Org is primarily a system for taking and managing notes in Emacs
(especially but not exclusively structured notes like task lists and
instruction steps). People use it for outlines (from whence it was
born), but also for research notes, papers, and books, among other

Over the years, it has grown extra support for things like exporting
to various presentation formats like PDF, print, and the web; for
including marked-up, live, and/or runnable “chunks” of types other
than plain text (live-calculating tables, runnable code examples,
live-computed graphs from external sources); and for importing (called
“capturing”) bits from external sources like web browsers and PDFs.
Each of these extra pieces was added to address a desire to manage
more things using Emacs.

I do understand that looking at a (long!) list of org-related
packages, or looking at a (similarly long) list of org-related
features, it does seem like (for example) many of those importing or
exporting features could have been general Emacs features instead of
org-specific features.

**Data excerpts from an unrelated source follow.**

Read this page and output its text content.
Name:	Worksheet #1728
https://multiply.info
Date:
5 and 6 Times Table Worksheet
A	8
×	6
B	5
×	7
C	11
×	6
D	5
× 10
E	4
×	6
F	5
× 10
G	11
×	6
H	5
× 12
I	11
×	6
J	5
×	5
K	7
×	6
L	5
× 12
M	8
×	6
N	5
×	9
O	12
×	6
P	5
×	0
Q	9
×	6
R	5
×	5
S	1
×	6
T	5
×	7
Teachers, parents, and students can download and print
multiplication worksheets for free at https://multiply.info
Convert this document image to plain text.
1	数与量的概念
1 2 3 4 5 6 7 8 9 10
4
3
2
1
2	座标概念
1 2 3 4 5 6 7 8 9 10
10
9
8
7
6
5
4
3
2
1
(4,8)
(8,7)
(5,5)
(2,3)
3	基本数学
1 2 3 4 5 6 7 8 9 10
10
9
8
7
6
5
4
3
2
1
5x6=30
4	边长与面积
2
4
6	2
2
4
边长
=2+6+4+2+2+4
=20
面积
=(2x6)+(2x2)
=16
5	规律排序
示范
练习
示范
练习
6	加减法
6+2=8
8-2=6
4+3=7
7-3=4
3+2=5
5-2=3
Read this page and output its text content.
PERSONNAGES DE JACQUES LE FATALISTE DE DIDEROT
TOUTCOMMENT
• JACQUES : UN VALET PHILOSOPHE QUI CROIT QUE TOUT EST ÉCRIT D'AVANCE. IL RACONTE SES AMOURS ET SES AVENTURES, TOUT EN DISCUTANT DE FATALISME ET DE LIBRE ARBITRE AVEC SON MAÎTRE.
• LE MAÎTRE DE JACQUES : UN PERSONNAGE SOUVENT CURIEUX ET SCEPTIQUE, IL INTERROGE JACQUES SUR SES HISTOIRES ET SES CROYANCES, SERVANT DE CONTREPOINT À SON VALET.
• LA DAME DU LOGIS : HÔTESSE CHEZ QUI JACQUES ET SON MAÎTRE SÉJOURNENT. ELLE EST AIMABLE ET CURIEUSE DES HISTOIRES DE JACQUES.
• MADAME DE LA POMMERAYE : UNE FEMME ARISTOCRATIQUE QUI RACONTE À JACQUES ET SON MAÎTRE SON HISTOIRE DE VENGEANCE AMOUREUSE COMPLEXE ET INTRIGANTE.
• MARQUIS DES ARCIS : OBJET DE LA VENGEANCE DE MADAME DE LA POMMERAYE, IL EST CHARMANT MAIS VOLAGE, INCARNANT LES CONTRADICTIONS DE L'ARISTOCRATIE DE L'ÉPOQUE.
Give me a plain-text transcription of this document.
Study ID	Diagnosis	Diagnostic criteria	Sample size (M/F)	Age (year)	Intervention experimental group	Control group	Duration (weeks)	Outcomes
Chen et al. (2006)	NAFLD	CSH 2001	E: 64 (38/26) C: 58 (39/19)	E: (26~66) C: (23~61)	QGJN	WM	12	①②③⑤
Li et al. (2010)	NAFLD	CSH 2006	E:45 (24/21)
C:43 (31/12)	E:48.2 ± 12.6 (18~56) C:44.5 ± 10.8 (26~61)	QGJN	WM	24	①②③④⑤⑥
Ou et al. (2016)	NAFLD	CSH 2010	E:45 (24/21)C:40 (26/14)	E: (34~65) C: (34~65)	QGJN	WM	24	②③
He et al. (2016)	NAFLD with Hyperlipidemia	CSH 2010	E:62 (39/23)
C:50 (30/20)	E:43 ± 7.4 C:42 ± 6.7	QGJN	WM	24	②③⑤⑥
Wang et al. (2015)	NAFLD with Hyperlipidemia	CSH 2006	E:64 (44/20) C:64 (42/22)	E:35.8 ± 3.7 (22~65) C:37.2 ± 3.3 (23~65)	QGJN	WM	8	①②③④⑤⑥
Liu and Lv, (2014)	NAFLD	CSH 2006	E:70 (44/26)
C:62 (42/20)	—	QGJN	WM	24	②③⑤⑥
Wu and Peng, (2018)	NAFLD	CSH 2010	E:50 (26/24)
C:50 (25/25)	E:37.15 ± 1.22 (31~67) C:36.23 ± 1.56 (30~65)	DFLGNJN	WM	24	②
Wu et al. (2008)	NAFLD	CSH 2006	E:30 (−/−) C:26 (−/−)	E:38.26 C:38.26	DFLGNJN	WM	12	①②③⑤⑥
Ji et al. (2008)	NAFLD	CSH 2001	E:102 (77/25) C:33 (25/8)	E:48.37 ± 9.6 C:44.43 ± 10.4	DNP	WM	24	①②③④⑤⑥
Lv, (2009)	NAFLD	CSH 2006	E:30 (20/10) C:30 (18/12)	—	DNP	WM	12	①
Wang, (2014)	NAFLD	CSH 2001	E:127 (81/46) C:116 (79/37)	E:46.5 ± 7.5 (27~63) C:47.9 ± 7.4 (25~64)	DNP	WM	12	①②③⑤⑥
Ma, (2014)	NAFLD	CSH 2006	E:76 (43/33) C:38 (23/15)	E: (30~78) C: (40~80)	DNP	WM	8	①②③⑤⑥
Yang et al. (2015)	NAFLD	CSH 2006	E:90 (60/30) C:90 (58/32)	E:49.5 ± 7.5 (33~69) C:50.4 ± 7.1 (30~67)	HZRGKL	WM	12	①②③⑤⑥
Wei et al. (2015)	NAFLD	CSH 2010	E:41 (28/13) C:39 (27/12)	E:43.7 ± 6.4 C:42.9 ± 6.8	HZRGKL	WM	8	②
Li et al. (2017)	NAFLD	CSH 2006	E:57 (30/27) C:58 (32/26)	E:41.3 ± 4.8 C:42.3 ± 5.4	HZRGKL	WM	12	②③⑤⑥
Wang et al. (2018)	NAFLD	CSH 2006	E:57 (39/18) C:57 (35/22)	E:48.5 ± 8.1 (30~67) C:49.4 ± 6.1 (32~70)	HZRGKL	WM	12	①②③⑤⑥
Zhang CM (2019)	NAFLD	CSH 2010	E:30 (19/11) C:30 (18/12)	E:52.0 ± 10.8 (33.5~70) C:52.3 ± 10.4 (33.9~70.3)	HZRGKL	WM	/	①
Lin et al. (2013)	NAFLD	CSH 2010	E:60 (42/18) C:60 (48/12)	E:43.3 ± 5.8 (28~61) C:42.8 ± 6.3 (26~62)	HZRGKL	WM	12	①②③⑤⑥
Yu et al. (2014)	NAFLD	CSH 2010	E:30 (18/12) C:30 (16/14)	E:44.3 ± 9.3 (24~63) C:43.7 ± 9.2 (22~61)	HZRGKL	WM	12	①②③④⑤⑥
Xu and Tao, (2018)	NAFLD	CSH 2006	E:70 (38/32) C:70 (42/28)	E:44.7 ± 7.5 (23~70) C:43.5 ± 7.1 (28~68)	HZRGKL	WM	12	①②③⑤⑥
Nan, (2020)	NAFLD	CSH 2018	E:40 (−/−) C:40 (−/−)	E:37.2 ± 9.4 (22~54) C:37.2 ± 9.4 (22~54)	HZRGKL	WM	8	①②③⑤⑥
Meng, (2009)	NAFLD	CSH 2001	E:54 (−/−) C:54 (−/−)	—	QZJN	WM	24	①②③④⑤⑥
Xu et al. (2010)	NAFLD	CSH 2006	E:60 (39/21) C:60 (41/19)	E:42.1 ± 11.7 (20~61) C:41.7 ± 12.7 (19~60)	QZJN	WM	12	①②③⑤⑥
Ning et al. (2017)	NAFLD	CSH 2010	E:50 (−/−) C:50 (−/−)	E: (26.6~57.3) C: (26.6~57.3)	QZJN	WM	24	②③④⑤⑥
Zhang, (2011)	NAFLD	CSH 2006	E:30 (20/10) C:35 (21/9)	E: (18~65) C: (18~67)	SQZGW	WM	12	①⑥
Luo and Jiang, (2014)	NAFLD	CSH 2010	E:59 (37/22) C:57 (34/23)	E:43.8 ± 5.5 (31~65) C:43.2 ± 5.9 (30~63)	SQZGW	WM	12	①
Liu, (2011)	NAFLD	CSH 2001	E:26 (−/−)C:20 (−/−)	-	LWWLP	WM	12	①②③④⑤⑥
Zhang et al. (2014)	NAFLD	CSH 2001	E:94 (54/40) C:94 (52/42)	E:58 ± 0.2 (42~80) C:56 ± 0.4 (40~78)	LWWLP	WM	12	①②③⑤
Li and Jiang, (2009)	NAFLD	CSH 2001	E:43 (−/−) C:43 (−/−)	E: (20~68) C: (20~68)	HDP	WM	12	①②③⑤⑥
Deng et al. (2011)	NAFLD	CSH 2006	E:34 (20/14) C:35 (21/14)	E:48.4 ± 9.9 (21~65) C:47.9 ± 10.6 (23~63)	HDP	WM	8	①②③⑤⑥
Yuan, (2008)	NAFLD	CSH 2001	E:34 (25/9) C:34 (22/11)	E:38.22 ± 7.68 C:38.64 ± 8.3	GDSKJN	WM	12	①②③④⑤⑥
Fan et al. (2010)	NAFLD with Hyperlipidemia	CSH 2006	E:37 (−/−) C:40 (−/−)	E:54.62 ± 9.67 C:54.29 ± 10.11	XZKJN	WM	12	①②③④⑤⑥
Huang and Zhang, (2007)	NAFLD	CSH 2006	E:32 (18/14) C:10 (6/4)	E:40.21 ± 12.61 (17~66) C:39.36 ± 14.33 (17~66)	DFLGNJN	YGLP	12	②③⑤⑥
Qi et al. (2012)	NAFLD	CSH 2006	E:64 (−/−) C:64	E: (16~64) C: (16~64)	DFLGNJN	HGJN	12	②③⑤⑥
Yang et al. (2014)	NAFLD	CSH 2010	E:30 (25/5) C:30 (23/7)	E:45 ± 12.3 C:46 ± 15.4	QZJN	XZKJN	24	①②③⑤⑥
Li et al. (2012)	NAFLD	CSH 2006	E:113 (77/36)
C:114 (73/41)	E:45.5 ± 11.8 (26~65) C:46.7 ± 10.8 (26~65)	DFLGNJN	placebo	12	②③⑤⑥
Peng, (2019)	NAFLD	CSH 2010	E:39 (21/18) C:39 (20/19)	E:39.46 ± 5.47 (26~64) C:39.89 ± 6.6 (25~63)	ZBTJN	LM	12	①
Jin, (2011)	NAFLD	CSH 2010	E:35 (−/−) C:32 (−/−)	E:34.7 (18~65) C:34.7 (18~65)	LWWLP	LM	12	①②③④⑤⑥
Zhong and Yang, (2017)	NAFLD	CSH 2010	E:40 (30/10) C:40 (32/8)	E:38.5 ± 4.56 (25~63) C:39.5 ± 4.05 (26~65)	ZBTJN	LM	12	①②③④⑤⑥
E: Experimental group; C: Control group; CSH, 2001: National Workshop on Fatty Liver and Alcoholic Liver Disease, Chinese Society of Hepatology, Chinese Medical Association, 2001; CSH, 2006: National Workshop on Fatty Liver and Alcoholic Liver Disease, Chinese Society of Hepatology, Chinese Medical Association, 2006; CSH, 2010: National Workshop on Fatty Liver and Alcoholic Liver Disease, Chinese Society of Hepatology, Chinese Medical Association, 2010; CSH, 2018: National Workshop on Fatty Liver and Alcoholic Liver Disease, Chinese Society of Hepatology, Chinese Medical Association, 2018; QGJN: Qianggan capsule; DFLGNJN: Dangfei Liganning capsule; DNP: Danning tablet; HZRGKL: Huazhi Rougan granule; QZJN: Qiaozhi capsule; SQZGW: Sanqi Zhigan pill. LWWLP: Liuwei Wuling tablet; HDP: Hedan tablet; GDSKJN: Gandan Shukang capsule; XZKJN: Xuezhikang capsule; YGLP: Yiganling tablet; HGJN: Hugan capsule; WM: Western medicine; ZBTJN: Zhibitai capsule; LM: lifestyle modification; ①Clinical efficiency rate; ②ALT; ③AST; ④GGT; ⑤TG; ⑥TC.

In some of those cases, this is almost
certainly true, but the practice is a bit more nuanced, because
usually those org features are glue between existing Emacs features
and the org structure that makes it easy for everything to work
together inside org (and also work inside Emacs without org).

Put another way: there are many parts of Emacs (outside org) that let
one use Emacs to interface with other parts of the world (both import
and export). Org provides a way to put *those* parts together, in a
manner that is both (relatively) simple and coherent.

*I believe* this is why there’s so much misunderstanding on this
topic: while it’s undoubtedly true that the software design of org
could be improved in hindsight, it’s very hard for the people deeply
involved in the org parts to see how the “glue that lets you combine
many disparate parts into one unifying structured approach” could
(much less “should”) have been designed as separate parts.